Hudi Catalog
Usage
- The query types supported by the Hudi table are as follows, and the Incremental Query will be supported in the future.
Table Type | Supported Query types |
---|---|
Copy On Write | Snapshot Query + Time Travel |
Merge On Read | Snapshot Queries + Read Optimized Queries + Time Travel |
- Doris supports Hive Metastore(Including catalogs compatible with Hive MetaStore, like AWS Glue/Alibaba DLF) Catalogs.
Create Catalog
Same as creating Hive Catalogs. A simple example is provided here. See Hive for more information.
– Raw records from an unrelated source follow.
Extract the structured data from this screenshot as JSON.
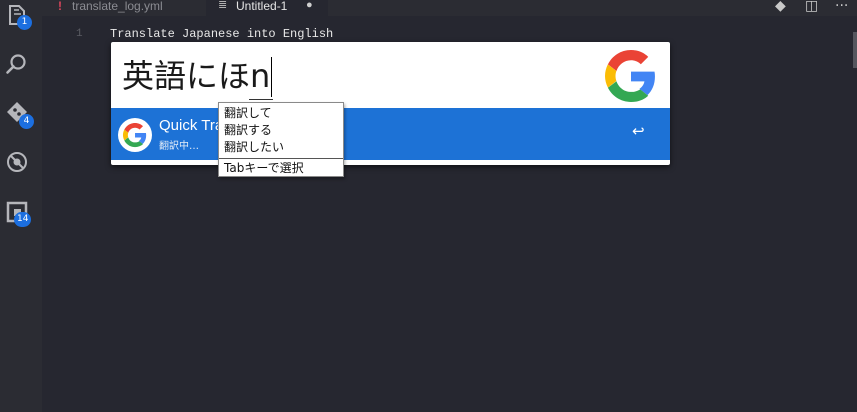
{
  "activity_bar": {
    "items": [
      {
        "icon": "files-icon",
        "badge": "1"
      },
      {
        "icon": "search-icon",
        "badge": ""
      },
      {
        "icon": "source-control-icon",
        "badge": "4"
      },
      {
        "icon": "debug-icon",
        "badge": ""
      },
      {
        "icon": "extensions-icon",
        "badge": "14"
      }
    ]
  },
  "tabs": [
    {
      "label": "translate_log.yml",
      "icon": "yaml-file-icon",
      "active": false
    },
    {
      "label": "Untitled-1",
      "icon": "text-file-icon",
      "active": true,
      "dirty_marker": "●"
    }
  ],
  "tab_actions": {
    "git_icon": "git-compare-icon",
    "split_icon": "split-editor-icon",
    "more_icon": "more-icon",
    "more_label": "···"
  },
  "editor": {
    "line_number": "1",
    "line_text": "Translate Japanese into English"
  },
  "quick_translate": {
    "input_value": "英語にほn",
    "result_title": "Quick Translate",
    "result_subtitle": "翻訳中…",
    "enter_glyph": "↩",
    "accent_color": "#1d72d6"
  },
  "ime": {
    "candidates": [
      "翻訳して",
      "翻訳する",
      "翻訳したい"
    ],
    "footer": "Tabキーで選択"
  }
}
CREATE CATALOG hudi PROPERTIES (
'type'='hms',
'hive.metastore.uris' = 'thrift://172.21.0.1:7004',
'hadoop.username' = 'hive',
'dfs.nameservices'='your-nameservice',
'dfs.ha.namenodes.your-nameservice'='nn1,nn2',
'dfs.namenode.rpc-address.your-nameservice.nn1'='172.21.0.2:4007',
'dfs.namenode.rpc-address.your-nameservice.nn2'='172.21.0.3:4007',
'dfs.client.failover.proxy.provider.your-nameservice'='org.apache.hadoop.hdfs.server.namenode.ha.ConfiguredFailoverProxyProvider'
);
Optional configuration parameters:
name | description | default |
---|---|---|
use_hive_sync_partition | Use hms synchronized partition data | false |
Column Type Mapping
Same as that in Hive Catalogs. See the relevant section in Hive.
Skip Merge
Spark will create the read optimize table with _ro
suffix when generating hudi mor table. Doris will skip the log files when reading optimize table. Doris does not determine whether a table is read optimize by the _ro
suffix instead of the hive inputformat. Users can observe whether the inputformat of the 'cow/mor/read optimize' table is the same through the SHOW CREATE TABLE
command. In addition, Doris supports adding hoodie related configurations to catalog properties, which are compatible with Spark Datasource Configs, so users can add hoodie.datasource.merge.type=skip_merge
in catalog properties to skip merge logs files.
Query Optimization
Doris uses the parquet native reader to read the data files of the COW table, and uses the Java SDK (By calling hudi-bundle through JNI) to read the data files of the MOR table. In upsert
scenario, there may still remains base files that have not been updated in the MOR table, which can be read through the parquet native reader. Users can view the execution plan of hudi scan through the explain command, where hudiNativeReadSplits
indicates how many split files are read through the parquet native reader.
|0:VHUDI_SCAN_NODE |
| table: minbatch_mor_rt |
| predicates: `o_orderkey` = 100030752 |
| inputSplitNum=810, totalFileSize=5645053056, scanRanges=810 |
| partition=80/80 |
| numNodes=6 |
| hudiNativeReadSplits=717/810 |
Users can view the perfomace of Java SDK through profile, for example:
- HudiJniScanner: 0ns
- FillBlockTime: 31.29ms
- GetRecordReaderTime: 1m5s
- JavaScanTime: 35s991ms
- OpenScannerTime: 1m6s
OpenScannerTime
: Time to create and initialize JNI readerJavaScanTime
: Time to read data by Java SDKFillBlockTime
: Time co convert Java column data into C++ column dataGetRecordReaderTime
: Time to create and initialize Hudi Record Reader
Time Travel
Supports reading snapshots specified in Hudi table.
Every write operation to the Hudi table will generate a new snapshot.
By default, query requests will only read the latest version of the snapshot.
You can use the FOR TIME AS OF
statement, based on the time of the snapshot to read historical version data. Examples are as follows:
SELECT * FROM hudi_tbl FOR TIME AS OF "2022-10-07 17:20:37";
SELECT * FROM hudi_tbl FOR TIME AS OF "20221007172037";
Hudi table does not support the FOR VERSION AS OF
statement. Using this syntax to query the Hudi table will throw an error.